Prema Chaudhari Gadhawa, Dang

(Part 1/3) “We had to move to Gadhawa because my mother got severely ill. It was a chest pain that she said hurt like “nettles leaves to the eyes”. There was a time the family had given up hope of saving here. There was no health post here so our only option was to move to a bigger settlement where we could get help. I must have been only 6-7 years. We were 5 daughters and 2 sons. And because my mother could not take care of us the other members of the joint family took care of us. 

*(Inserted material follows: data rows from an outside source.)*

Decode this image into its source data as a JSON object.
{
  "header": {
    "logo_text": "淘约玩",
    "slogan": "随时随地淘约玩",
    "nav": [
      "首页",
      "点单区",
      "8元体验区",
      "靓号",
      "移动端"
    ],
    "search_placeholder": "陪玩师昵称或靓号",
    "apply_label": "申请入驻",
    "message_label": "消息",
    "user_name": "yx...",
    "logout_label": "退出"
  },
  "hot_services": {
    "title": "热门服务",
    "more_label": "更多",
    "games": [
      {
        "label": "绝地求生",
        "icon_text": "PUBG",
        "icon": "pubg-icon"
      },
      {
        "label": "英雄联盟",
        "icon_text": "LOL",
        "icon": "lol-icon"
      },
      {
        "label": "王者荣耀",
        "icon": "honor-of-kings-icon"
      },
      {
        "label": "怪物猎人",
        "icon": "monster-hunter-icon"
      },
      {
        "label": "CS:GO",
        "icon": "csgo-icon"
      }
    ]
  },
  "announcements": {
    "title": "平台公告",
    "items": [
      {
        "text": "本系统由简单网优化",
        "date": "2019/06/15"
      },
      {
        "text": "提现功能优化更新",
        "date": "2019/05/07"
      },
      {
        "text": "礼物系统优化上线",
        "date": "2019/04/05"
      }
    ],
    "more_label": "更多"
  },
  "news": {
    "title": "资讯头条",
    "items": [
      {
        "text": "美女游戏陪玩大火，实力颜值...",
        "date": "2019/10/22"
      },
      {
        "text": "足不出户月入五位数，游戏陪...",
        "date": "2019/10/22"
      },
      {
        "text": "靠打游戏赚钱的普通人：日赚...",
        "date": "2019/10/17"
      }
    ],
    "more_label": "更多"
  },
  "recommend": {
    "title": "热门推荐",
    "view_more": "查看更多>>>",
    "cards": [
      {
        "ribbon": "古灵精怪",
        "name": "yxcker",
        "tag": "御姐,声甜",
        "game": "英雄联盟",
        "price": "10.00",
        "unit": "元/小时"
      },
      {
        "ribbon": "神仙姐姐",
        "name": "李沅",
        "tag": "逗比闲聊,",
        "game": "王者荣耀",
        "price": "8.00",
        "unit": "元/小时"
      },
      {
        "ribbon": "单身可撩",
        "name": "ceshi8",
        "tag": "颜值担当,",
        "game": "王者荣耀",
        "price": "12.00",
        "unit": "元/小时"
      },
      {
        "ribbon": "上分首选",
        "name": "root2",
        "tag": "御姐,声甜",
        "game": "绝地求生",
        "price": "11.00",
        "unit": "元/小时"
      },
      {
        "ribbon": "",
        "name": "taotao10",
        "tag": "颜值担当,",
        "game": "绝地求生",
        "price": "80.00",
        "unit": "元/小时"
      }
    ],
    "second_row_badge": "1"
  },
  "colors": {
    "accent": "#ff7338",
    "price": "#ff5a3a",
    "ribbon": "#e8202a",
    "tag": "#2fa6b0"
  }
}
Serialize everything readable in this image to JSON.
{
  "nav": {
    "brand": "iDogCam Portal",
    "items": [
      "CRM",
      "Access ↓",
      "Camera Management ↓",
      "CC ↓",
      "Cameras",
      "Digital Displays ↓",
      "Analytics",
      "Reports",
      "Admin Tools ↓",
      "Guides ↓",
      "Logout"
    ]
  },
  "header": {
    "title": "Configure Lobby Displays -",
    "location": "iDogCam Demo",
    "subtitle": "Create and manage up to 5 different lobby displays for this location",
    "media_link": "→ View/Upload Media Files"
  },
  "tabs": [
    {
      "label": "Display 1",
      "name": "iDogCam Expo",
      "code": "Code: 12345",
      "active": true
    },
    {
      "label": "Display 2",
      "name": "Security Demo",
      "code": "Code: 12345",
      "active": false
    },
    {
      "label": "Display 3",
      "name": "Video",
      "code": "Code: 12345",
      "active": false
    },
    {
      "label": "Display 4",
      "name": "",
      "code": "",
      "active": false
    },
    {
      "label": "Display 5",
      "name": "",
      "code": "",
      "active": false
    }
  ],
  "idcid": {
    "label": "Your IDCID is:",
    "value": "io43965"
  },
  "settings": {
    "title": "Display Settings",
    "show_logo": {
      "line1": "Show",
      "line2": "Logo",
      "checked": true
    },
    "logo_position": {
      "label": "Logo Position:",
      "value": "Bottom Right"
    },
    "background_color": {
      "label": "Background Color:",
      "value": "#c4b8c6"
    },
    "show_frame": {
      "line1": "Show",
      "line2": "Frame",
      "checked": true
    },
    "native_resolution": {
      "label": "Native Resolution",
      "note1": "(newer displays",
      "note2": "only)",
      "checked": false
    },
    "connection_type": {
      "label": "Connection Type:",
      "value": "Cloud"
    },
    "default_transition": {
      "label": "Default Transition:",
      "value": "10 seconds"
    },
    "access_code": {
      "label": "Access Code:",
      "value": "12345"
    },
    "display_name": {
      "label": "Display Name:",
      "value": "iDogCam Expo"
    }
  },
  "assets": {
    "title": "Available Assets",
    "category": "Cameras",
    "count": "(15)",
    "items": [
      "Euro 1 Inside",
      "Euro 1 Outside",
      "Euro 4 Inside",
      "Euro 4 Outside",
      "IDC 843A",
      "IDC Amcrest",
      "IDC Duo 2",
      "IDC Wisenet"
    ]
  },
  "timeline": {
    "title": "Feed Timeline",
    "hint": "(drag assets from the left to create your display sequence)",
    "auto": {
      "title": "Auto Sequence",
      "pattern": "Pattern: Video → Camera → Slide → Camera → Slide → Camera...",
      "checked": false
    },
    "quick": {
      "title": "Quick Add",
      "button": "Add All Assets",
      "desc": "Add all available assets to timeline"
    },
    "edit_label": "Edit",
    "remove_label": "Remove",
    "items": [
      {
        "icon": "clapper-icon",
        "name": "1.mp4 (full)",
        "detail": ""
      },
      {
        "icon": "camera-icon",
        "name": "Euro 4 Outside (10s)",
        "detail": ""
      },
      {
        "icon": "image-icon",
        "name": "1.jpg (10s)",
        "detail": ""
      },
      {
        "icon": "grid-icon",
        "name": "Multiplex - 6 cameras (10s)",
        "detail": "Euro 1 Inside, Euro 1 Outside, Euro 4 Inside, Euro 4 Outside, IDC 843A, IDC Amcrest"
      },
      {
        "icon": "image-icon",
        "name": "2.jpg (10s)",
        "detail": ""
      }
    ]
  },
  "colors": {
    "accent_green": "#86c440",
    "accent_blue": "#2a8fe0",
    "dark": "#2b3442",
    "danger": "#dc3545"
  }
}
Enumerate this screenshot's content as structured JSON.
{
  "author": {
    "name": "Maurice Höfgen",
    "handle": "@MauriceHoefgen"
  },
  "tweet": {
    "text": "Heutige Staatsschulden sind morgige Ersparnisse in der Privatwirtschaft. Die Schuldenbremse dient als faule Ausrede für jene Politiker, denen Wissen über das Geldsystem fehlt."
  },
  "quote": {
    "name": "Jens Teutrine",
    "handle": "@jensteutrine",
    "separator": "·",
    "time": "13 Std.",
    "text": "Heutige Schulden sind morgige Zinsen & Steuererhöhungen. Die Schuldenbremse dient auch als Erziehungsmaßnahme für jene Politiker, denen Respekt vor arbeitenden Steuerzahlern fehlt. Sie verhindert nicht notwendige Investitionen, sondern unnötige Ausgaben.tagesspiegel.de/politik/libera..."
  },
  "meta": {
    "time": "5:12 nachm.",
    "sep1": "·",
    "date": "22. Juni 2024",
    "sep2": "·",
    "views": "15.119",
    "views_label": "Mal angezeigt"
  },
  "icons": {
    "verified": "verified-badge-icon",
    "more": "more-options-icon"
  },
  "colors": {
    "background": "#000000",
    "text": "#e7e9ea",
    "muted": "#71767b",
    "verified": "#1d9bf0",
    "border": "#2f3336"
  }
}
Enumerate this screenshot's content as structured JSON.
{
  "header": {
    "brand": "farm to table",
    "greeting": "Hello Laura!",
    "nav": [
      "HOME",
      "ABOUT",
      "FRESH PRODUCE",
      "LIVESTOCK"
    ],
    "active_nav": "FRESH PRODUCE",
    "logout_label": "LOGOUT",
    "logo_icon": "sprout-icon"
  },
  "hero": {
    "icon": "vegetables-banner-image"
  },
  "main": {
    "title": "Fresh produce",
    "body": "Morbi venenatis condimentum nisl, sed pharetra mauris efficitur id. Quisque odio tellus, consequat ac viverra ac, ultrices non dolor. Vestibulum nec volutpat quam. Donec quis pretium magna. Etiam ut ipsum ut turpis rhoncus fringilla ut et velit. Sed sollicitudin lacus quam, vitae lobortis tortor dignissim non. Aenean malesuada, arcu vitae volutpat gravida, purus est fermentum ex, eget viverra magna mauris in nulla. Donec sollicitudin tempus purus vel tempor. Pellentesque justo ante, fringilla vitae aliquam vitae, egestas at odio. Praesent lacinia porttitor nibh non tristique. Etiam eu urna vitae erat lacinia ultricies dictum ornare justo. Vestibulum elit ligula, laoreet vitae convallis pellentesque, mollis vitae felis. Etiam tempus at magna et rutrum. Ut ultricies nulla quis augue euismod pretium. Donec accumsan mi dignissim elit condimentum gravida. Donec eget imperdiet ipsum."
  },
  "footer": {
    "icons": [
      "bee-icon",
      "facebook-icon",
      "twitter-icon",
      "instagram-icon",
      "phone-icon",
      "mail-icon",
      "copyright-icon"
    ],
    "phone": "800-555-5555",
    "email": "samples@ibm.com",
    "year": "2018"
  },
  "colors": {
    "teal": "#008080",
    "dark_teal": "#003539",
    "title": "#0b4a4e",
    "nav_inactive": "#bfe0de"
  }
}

We were able to save her by bringing her to Gadhawa. Better water and stronger medicine cured her. But life was not easy for us. We did not have a land of our own in Gadhawa. My mother’s brother sheltered all of us. Father was a carpenter who did not inherit much from his father who himself was also a poor man. You see there were few rich men and many poor men back in those days. So it took some time for him to buy a piece of land. We built a hut there. When grandfather got sick father had to sell that land too. Grandfather has stones in both his kidneys and the hospital was expensive. Father also sold all his buffaloes. Unfortunately, grandfather did not live. The loan had mounted and It became a problem for my father to continue sending us to school. 

Father sent one of my sisters to stay as a Kamlari in Kathmandu. She stayed there for 2 years and after she returned it was my turn. I remember my father coming home that evening weary and tired. I remember him sitting me down and saying, “Nani, sorry I will not be able to send you to school. I am still repaying the loan that I inherited from your grandfather. Go to Kathmandu and live with this family I know. They have promised to send you to school and you will have to do all the housework.” I could not refute my father’s plea. I was the witness to his struggles. And for families, we have to make sacrifices sometimes even when we don’t want to. 

I stayed in Kathmandu for 2 years. During that time I missed home. The cold floor of my home, I realized is better than any wooden bed and soft blankets. The stale food of home, mother’s pickle is better than a feast in someone else’s home. It was during Maghi, after two years of living in Kathmandu as a Kamlari, I returned home. When the celebrations were over, the landlord wanted to take me back. I hid, I ran and made excuses. In the end I pleaded with my father. “You love me, I know. Please do not send me back again. I want to stay home, work and study. My heart is here.” He nodded quietly and did not pressure me into going away again. 

At home, I was happy again. I started going to school and helping my mother and my sisters at home. I was young and there was hope.”